Transfers or Assigments of Mortgages

Erin received a notice from her mortgage company in the mail. The notice explained that her mortgage company had sold her mortgage loan, along with many others, to another mortgage company. The notice explained where Erin should mail her next payment and other things about the new mortgage company. The notice also explained that the new mortgage company would "record" notice of the transfer among the appropriate public records so that others would be on notice of its security interest in Erica's home.

A mortgage is a document that evidences a lender's security interest in a home. At the time the lender makes the loan, the lender records the mortgage among the appropriate public records so that others are put on notice of the lender's interest in the home.

What Happens in the Event of an Assignment or Transfer?

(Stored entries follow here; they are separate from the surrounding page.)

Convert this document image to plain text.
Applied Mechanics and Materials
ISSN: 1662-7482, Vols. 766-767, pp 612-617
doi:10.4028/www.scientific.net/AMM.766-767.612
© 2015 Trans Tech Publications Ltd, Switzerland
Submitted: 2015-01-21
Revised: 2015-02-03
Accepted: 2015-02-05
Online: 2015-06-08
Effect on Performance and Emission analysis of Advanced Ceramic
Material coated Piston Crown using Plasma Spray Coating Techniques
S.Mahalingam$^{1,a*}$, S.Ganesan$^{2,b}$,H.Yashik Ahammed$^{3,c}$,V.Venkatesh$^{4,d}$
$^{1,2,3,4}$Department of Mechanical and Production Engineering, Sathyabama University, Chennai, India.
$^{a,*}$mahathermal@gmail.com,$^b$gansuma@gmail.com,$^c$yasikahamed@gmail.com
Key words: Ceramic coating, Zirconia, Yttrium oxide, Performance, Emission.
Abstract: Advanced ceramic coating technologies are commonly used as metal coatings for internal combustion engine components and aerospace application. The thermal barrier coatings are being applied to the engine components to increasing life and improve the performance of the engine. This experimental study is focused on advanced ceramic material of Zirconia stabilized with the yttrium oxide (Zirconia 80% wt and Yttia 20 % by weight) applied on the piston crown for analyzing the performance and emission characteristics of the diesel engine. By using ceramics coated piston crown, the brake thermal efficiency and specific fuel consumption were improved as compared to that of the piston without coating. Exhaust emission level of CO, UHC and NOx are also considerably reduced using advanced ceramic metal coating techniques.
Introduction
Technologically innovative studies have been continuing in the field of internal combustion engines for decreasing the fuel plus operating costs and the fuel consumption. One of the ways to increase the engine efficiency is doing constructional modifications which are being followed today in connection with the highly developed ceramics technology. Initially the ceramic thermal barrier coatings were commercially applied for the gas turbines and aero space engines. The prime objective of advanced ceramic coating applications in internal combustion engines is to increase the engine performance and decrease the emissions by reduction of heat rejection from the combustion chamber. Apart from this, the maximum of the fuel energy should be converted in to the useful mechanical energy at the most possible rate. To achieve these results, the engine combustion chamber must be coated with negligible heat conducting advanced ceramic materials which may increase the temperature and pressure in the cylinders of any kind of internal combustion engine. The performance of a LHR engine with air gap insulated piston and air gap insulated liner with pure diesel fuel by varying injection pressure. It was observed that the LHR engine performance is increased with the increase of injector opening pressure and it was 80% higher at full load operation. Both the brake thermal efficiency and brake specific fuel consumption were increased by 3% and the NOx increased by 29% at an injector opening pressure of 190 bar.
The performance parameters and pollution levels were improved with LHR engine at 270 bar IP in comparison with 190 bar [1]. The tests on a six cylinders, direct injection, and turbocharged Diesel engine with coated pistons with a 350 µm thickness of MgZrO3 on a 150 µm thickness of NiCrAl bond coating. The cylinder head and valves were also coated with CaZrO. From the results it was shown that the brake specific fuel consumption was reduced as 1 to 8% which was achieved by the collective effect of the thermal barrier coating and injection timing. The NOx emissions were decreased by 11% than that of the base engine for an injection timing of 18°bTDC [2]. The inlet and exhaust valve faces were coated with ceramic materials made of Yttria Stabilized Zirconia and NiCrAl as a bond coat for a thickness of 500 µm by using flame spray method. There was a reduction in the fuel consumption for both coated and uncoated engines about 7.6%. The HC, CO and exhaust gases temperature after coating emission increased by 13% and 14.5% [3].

In the real estate finance industry, it is not uncommon for a mortgage loan to be sold one or more times during the life of the loan. When a mortgage lender transfers or assigns its interest in a mortgage loan to another party, some type of written document must be filed to put others on notice of the transfer. Typically, the form is prescribed by state law. The relevant law varies from one state to another, and the law of a particular state should be consulted for further details. Even though state law differs, some common elements are found in nearly all such documents:


  • the name of the borrower;
  • the name of the original lender;
  • the party to whom the mortgage was assigned or transferred;
  • the date of the assignment or transfer;
  • the original principal sum of the mortgage;
  • the information as to where the original mortgage was recorded in the public records (for example a book and page number); and
  • a description of the property encumbered by the mortgage.

If a lender assigns or transfers a mortgage, it is important to double-check the mortgage statements from both lenders to make sure that all payments are credited against the outstanding indebtedness. Furthermore, to the extent the borrower receives information concerning the assignment or transfer, the borrower should retain the information in a safe place, among other important papers, so that it may be easily located in the event the need to do so arises in the future.